Он засмеялся. Я засмеялся вместе с мэром, чтобы доставить ему удовольствие. Мне хотелось бы поговорить, задавать ему вопросы, но он прижимал палец к губам, будто намекая, что еще успеется. Медсестры сказали, что меня надо поберечь, мол, не стоит говорить со мной слишком много или чтобы я сам слишком много говорил. Так что мы помолчали какое-то время, глядя друг на друга, на конфеты, на потолок, на окно, за которым не видели ничего, кроме кусочка неба, – ни дерева, ни холма, ни облаков. Мэр встал, опять пожал мне руку и долго ее тряс, потом ушел. В тот день он ничего не сказал мне о смерти Дестина.

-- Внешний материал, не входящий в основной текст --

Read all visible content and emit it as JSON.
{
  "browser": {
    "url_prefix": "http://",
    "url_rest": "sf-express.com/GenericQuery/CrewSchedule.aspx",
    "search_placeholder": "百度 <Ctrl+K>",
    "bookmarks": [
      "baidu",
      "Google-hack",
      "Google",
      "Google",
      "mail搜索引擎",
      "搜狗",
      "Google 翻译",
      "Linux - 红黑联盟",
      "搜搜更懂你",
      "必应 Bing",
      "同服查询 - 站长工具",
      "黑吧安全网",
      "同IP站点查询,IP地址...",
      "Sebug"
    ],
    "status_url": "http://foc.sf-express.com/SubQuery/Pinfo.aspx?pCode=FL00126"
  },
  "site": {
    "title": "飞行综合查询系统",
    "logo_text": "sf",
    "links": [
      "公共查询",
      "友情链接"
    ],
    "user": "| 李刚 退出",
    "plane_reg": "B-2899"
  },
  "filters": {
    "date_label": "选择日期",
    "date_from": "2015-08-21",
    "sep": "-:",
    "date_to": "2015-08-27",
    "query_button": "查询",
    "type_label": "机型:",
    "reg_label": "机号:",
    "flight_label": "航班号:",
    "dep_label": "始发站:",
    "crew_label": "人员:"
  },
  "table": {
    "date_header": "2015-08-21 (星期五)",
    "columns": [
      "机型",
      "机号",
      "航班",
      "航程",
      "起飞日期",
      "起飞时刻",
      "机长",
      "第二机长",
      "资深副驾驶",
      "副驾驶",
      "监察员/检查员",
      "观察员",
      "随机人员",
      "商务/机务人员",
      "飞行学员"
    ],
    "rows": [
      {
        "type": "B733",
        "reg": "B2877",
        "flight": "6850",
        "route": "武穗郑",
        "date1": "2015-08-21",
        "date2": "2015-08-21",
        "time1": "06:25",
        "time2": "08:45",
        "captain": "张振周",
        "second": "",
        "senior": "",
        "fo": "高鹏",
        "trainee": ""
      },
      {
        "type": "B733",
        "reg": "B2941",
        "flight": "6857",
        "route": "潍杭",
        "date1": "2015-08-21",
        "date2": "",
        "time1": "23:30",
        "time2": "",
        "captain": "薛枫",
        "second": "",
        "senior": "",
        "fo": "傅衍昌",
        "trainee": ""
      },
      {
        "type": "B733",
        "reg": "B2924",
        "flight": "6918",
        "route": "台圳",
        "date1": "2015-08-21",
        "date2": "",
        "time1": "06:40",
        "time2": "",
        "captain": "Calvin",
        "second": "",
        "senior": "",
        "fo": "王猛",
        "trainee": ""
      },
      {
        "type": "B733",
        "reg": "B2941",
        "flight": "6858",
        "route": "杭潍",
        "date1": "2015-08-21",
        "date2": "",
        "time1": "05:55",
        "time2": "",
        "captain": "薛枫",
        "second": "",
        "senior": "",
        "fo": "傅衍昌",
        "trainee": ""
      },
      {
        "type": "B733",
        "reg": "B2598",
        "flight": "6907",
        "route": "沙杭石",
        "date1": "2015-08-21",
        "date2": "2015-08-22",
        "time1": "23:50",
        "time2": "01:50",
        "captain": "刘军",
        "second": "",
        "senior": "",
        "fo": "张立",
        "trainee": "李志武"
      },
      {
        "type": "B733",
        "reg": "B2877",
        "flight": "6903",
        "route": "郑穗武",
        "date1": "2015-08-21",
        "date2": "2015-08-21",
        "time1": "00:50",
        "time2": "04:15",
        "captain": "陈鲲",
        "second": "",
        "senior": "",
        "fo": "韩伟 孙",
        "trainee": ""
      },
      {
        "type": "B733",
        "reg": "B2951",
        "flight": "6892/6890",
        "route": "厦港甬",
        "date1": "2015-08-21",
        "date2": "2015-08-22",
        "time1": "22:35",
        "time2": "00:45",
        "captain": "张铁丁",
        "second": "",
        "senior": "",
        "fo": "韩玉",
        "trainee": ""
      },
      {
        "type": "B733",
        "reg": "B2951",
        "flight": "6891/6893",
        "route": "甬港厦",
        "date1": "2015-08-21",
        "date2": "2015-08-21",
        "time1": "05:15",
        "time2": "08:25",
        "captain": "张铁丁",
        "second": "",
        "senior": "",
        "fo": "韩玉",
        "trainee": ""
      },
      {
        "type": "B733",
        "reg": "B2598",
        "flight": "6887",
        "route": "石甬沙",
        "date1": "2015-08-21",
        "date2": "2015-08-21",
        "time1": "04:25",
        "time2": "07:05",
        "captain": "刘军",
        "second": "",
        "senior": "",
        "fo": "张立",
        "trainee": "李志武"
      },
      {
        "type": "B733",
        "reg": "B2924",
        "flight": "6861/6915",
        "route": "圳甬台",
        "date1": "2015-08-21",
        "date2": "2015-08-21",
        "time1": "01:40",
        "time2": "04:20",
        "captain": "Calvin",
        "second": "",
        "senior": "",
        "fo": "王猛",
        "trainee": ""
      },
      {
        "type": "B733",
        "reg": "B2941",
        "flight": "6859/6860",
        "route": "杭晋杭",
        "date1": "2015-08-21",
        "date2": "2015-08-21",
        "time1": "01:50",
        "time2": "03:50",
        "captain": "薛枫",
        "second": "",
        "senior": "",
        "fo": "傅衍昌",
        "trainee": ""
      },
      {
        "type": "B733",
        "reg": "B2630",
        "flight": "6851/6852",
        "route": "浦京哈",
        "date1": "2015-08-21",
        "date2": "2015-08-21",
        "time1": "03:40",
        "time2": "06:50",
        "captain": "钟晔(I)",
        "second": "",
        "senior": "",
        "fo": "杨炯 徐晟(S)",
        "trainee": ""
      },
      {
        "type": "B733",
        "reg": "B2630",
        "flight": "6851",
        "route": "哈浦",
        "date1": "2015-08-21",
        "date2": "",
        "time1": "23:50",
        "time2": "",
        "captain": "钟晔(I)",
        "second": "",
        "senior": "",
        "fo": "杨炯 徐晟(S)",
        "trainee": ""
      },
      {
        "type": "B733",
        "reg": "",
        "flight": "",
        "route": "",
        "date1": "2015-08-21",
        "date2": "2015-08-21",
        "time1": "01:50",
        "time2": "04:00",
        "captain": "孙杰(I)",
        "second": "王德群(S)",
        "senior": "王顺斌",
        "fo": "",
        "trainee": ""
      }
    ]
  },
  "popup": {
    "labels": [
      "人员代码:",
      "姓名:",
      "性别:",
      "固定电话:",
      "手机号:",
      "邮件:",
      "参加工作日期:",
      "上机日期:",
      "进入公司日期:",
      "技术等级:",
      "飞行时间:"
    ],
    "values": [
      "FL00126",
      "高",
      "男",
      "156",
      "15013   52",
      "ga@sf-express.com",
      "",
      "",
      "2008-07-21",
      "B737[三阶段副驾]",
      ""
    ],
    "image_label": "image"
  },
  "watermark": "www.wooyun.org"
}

Я узнал об этом через два дня, от отца Люрана, который пришел меня навестить.
Это случилось на следующий день после того, как меня сбила машина. Прокурор умер самым заурядным образом, без шума и громких криков, прекрасным осенним днем, чуть прохладным, красно-золотым и еще целиком окрашенным воспоминаниями о лете.
Как было заведено, он вышел днем, чтобы прогуляться в парке Замка и по привычке присел на скамью, возвышавшуюся над Герлантой, положив руки на набалдашник своей трости. Обычно он оставался там чуть меньше часа, потом возвращался домой.